Inhibitors of AKT signaling alter AKT-TCL1 complex formation and T-PLL growth in culture. (A) AKT complexes were isolated from primary T-PLL lysates by immunoprecipitation using an immobilized anti-AKT antibody, and showed increased phosphoactivated (pS473) AKT and TCL1 as well as increased amounts of ZAP70 and LAT following 30 minutes of TCR engagement. Increased AKT kinase activity following TCR stimulation was found by elevated phospho-GSK3α/β substrate levels (numbers indicate fold changes following stimulation compared with DMSO control). Preincubation of T-PLL tumor cells with the PI3K inhibitor LY294002 or the AKT inhibitor A443654 abolished the TCR-stimulated phosphorylation of AKT and GSK3α/β target and decreased the amount of TCL1 complexed with immunoprecipitated AKT. A443654 also led to an overall increase in pAKT-S473. (B) LY294002 at 20 μM, A443654 at 0.5μM, and QLT0267 at 40 μM reduced the level of proliferation in unstimulated T-PLL cultures at baseline and following TCR cross-linking compared with the DMSO vehicle control (MTT assay at 48 hours).

Figure 5

TCL1 introduction into leukemic T cells influences AKT phosphorylation and kinase activity. (A) Transfection of TCL1 into the sTCR⁺ mature T-cell leukemia line HH augmented baseline and TCR-induced AKT phosphoactivation, and increased phosphorylation of the AKT target GSK3α/β (2.6-fold at baseline and 1.3- to 4.2-fold TCR induced).

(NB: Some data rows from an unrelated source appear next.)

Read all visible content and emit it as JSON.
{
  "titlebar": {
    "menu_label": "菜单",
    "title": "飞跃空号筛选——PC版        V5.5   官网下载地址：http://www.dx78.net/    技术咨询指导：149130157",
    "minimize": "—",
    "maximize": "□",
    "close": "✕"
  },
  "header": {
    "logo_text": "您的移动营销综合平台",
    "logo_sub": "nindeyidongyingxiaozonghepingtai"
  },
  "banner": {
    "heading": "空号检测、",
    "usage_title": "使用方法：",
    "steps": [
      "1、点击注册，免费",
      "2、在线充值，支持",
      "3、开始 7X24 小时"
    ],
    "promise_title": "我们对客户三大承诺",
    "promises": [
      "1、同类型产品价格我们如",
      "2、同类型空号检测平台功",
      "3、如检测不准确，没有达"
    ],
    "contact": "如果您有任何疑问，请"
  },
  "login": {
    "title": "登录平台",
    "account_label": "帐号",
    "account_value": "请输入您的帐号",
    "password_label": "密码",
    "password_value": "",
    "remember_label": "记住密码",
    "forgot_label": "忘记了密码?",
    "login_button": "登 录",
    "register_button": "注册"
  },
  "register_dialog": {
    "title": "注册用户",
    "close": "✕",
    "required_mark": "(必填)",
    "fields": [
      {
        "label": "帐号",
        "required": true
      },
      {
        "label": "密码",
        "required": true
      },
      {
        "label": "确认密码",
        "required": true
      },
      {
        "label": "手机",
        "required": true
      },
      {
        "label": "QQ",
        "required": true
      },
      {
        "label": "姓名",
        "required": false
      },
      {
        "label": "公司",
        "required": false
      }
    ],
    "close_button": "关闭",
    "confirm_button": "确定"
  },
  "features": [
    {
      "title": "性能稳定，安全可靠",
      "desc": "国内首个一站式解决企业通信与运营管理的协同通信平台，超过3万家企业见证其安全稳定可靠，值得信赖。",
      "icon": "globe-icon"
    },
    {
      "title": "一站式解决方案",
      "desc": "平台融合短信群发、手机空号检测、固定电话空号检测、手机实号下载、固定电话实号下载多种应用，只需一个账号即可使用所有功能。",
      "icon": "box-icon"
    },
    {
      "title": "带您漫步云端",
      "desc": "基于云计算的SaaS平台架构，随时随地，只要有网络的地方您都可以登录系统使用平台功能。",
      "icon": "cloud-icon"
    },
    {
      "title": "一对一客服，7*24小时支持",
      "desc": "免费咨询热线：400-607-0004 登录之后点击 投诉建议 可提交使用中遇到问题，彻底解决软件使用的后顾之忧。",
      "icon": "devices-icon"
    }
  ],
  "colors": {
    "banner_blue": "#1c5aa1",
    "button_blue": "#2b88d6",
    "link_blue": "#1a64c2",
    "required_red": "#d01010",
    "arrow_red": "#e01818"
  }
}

Similar to primary T-PLL tumor cells, TCR cross-linking also increased the amount of TCL1 complexed with AKT by 2.2-fold. Preincubation of tumor cells with the AKT inhibitor A443654 at 0.5 μM leads to slightly decreased GSK3α/β phosphorylation, and a compensatory pAKT increase (kinase assay and Western blot following AKT immunoprecipitation). Indicated are fold changes over the unstimulated DMSO vehicle control. (B) Transient knockdown of TCL1 in the HH-TCL1 cell line reduced baseline levels of activated pAKT in immunoprecipitated complexes compared with control HH-TCL1 (down to 0.7-fold) or cells transfected with scrambled siRNA (assayed at 72 hours). TCL1 knockdown also reduced levels of activated pAKT following TCR engagement for 30 minutes and 2 hours at these time points (ie, 3.3- to 2.2-fold after 30 minutes of simulation).